I put the dagger to my neck, to the place where Logan had held me down and marked me against my will. I lined the shining, sharp edge to my pulse.

And I pulled, ripping it in two.

I didn’t know what I was expecting. Pain. Agony. Regret. But none of that came as I settled down on my bed, letting the minutes pass me by.

I felt my heartbeat slow. I felt the warmth of my blood pooling around me and sticking to every inch of me. I wasn’t cold. I wasn’t warm. I was peaceful as darkness slipped across my vision…

“KASHA!” a voice boomed, trying to pull me back from that darkness.

No, I wouldn’t let it.

“What did you do?” I felt pressure against me, but I still couldn’t see anything, darkness was still master of my sight. “Kasha, what did you do?”

“I knew something was off. I knew it…” The voice was trying to do something, he must be, because it was tethering me to this place, keeping me here longer, my slipping soul hesitating between this world and the next.

Rustling came, then a sharp intake of breath before I felt something drip onto me.

Onto my lips.

It was blood.

“No…” I croaked, not realizing my voice still worked. I clamped my lips down, rolling my head back and forth to avoid the sweet scent that was dripping across my face.

“Yes, drink, Kas, it’s the only way for me to fix the wound.” It must be Beckett saying these things. It was the only thing that made even a little sense in the overwhelming peace of darkness.

But I still refused to open my mouth, even for him. If I let him drip blood into my mouth, if I drank, I would heal. I would survive.

I didn’t want that.

“Don’t let him win, Kas,” Beckett whispered in my ear. “He tried to take so much from you, don’t give him this, too.”

The words somehow made it through the haze of blood loss, through the darkness, silencing the voices that had been encouraging me to do this for so long.

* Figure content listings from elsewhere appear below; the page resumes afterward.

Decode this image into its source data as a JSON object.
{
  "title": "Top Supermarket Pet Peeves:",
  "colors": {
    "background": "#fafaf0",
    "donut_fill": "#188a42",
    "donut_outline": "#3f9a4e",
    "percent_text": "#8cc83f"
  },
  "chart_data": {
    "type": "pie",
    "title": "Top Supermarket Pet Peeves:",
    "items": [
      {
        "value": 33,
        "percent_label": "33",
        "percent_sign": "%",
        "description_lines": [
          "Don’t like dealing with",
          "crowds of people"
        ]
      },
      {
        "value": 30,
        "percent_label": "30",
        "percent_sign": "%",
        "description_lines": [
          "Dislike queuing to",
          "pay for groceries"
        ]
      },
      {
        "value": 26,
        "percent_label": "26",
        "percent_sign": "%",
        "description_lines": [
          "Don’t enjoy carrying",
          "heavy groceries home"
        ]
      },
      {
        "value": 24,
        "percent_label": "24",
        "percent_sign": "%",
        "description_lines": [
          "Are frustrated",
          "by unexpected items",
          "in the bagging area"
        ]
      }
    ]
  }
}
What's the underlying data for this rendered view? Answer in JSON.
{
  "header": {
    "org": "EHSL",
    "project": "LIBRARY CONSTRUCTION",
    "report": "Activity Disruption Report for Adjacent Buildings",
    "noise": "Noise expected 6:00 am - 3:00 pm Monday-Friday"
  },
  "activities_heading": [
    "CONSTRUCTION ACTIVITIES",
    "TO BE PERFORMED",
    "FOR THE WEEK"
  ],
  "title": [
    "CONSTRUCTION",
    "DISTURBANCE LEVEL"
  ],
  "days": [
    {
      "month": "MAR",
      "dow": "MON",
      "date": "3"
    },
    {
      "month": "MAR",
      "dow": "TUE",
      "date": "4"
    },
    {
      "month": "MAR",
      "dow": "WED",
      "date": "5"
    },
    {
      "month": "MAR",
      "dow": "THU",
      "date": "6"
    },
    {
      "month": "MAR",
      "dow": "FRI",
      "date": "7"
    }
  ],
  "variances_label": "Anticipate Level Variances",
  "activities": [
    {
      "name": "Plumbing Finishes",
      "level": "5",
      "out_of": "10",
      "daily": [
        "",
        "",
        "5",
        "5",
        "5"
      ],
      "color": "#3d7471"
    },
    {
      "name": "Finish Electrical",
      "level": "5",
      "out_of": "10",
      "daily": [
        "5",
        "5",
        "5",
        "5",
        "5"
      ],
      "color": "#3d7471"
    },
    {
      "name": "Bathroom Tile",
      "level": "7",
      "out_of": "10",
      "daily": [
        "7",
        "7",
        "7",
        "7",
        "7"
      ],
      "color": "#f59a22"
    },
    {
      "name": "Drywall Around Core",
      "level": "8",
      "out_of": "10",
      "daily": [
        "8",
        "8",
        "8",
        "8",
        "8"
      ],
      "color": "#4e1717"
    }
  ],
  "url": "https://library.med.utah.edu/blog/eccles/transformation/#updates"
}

If I did this, Logan would win. He would have taken it all from me. I would be giving up.

And I didn’t give up.

I fought.

What was happening? I couldn’t seem to figure out how I got here, how I had fallen so far. So much of the past three months had been nothing but a thick gray fog that I was lost in. I couldn’t find my way out; I had succumbed to it.

But I didn’t give up. So why was I giving up now?

I wouldn’t let him win, I couldn’t. Not if I wanted to go to the Afterlife, to Lunestia, with my whole soul intact. Parts of it were still in this world and I needed to find them. And the only way to do that was to survive.

And to fight.

So, I did the only thing that I could. I clamped my lips around Beckett’s soft wrist, and I drank.